Multi-View Depth Consistent Image Generation Using Generative AI Models: Application on Architectural Design of University Buildings
Journal:
arXiv
Published Date:
Mar 5, 2025
Abstract
In the early stages of architectural design, shoebox models are typically
used as a simplified representation of building structures but require
extensive operations to transform them into detailed designs. Generative
artificial intelligence (AI) provides a promising solution to automate this
transformation, but ensuring multi-view consistency remains a significant
challenge. To solve this issue, we propose a novel three-stage consistent image
generation framework using generative AI models to generate architectural
designs from shoebox model representations. The proposed method enhances
state-of-the-art image generation diffusion models to generate multi-view
consistent architectural images. We employ ControlNet as the backbone and
optimize it to accommodate multi-view inputs of architectural shoebox models
captured from predefined perspectives.

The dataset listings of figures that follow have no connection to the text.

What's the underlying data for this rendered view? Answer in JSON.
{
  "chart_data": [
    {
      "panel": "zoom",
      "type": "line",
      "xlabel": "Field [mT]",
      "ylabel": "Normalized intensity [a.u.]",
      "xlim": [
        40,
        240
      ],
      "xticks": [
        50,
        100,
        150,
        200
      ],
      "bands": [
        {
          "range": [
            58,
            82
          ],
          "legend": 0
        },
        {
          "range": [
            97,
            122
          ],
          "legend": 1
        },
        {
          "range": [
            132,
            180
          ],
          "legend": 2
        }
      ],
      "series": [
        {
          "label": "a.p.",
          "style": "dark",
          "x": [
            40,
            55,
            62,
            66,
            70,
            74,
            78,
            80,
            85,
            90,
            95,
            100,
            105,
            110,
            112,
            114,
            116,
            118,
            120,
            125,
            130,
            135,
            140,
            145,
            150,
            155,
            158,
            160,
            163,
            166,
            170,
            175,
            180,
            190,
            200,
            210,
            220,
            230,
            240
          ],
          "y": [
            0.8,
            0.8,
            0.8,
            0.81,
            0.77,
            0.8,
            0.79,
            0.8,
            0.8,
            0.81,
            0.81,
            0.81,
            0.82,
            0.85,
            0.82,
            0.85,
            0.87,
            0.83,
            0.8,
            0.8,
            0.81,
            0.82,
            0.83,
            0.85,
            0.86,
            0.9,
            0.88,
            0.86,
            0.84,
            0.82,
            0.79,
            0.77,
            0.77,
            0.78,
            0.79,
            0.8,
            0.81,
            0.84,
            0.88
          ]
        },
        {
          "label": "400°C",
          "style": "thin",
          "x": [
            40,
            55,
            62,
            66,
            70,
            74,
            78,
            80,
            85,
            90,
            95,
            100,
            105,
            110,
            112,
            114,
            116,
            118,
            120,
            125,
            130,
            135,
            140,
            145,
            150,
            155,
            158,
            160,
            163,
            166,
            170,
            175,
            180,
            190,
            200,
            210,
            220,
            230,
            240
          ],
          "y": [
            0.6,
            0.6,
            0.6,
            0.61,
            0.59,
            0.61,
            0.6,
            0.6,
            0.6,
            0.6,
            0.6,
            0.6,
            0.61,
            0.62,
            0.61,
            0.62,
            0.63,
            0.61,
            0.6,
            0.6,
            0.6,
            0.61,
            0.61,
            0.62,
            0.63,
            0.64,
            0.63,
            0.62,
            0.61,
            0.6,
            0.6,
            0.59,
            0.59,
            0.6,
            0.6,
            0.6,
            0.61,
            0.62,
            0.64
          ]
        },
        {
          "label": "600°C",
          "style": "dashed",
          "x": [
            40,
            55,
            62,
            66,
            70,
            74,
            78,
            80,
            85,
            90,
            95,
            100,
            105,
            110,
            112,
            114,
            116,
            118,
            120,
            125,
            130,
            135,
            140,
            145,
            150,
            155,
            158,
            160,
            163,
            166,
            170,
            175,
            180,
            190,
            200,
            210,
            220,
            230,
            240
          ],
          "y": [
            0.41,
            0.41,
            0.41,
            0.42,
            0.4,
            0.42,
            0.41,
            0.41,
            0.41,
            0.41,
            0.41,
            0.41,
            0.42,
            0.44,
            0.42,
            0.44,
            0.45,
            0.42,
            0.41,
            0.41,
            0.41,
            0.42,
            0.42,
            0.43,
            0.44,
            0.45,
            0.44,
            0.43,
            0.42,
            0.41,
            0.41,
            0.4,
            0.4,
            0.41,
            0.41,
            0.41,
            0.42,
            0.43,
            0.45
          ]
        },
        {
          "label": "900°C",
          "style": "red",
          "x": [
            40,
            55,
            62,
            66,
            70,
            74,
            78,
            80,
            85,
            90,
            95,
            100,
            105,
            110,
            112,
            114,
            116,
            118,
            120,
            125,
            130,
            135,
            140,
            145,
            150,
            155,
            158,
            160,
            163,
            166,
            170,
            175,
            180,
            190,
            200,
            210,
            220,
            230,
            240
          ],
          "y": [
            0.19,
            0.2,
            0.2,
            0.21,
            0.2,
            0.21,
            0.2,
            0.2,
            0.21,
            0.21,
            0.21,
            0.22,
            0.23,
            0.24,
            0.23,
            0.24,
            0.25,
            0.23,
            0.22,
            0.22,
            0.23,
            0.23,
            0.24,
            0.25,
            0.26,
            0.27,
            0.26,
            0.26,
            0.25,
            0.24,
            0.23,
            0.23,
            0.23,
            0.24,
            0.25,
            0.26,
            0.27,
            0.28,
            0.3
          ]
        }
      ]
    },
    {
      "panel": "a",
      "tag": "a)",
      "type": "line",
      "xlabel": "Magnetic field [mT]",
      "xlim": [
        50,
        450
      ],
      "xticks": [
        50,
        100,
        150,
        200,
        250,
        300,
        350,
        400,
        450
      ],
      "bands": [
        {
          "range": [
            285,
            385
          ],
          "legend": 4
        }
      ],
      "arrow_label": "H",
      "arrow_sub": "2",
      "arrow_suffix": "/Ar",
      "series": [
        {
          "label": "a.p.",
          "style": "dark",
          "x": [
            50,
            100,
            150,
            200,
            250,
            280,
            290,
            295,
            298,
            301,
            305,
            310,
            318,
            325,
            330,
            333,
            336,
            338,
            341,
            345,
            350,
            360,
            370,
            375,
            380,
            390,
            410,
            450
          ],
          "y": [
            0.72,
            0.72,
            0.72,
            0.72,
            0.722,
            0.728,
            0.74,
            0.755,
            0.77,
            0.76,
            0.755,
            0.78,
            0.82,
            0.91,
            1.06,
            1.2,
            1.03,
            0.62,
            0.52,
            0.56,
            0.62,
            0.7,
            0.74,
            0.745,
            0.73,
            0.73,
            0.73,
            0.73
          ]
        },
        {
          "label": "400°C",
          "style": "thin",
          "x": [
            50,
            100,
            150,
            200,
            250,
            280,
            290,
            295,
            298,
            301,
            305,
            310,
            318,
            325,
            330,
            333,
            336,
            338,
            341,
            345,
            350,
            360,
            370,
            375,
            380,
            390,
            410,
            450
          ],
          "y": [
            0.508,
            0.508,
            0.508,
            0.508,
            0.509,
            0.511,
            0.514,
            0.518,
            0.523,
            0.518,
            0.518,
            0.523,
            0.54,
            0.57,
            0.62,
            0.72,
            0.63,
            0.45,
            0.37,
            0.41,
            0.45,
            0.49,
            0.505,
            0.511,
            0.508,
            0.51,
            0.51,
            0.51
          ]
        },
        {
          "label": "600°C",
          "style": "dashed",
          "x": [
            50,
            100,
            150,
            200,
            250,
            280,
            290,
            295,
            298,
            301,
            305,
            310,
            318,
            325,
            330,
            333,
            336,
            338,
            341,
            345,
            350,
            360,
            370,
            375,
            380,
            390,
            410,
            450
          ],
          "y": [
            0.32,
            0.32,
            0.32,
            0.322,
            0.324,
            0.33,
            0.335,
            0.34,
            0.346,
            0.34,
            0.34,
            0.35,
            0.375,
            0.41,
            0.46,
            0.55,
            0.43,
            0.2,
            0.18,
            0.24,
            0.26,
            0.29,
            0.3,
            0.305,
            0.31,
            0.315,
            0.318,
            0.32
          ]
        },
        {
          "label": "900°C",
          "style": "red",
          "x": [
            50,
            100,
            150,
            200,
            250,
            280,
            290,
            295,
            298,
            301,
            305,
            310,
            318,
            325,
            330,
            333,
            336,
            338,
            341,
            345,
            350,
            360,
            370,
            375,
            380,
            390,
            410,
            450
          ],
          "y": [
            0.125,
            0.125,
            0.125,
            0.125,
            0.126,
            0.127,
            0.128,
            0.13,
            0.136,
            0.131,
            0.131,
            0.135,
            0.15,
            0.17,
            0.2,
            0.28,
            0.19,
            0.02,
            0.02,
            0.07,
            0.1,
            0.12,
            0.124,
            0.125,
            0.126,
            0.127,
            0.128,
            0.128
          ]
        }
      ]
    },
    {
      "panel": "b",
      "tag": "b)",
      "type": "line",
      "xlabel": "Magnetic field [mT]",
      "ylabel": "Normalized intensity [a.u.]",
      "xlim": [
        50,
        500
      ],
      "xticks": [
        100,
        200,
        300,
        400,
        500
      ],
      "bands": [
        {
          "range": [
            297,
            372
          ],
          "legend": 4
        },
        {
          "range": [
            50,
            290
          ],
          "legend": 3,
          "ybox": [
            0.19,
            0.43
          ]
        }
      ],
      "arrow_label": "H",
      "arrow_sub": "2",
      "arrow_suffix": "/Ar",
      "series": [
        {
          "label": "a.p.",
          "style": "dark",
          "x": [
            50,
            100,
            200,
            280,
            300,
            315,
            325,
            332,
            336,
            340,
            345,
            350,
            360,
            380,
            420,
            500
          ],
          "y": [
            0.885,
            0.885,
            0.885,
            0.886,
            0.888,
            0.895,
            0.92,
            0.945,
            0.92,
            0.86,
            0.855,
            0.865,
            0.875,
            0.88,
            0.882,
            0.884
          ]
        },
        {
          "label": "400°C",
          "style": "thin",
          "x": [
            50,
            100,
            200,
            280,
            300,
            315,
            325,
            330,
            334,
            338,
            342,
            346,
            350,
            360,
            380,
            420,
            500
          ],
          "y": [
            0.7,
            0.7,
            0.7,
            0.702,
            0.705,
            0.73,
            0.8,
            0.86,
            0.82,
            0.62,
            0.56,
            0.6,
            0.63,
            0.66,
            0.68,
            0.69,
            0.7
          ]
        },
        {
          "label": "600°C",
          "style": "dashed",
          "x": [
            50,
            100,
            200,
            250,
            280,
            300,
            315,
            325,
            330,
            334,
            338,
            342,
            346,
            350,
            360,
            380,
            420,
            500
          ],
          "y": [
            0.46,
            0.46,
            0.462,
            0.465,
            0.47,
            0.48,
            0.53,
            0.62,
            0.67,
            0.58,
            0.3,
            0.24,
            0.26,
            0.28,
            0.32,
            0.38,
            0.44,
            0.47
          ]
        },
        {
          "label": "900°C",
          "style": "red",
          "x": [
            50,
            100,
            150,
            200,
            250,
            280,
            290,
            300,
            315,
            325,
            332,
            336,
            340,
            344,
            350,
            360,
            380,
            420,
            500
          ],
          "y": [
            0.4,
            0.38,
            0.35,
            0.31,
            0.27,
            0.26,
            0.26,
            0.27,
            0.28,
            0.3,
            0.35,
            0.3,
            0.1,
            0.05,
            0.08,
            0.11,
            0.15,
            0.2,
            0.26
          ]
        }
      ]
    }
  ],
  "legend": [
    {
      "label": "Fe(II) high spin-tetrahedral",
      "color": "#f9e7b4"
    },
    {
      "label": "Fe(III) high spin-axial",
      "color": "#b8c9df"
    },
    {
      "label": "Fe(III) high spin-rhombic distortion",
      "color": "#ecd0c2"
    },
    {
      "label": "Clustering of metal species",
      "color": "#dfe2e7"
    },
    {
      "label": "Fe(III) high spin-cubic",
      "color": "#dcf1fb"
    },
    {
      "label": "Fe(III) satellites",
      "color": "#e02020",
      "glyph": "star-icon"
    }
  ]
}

To ensure stylistic and structural
consistency across multi-view images, we propose an image space loss module
that incorporates style loss, structural loss and angle alignment loss. We then
use depth estimation method to extract depth maps from the generated multi-view
images. Finally, we use the paired data of the architectural images and depth
maps as inputs to improve the multi-view consistency via the depth-aware 3D
attention module. Experimental results demonstrate that the proposed framework
can generate multi-view architectural images with consistent style and
structural coherence from shoebox model inputs.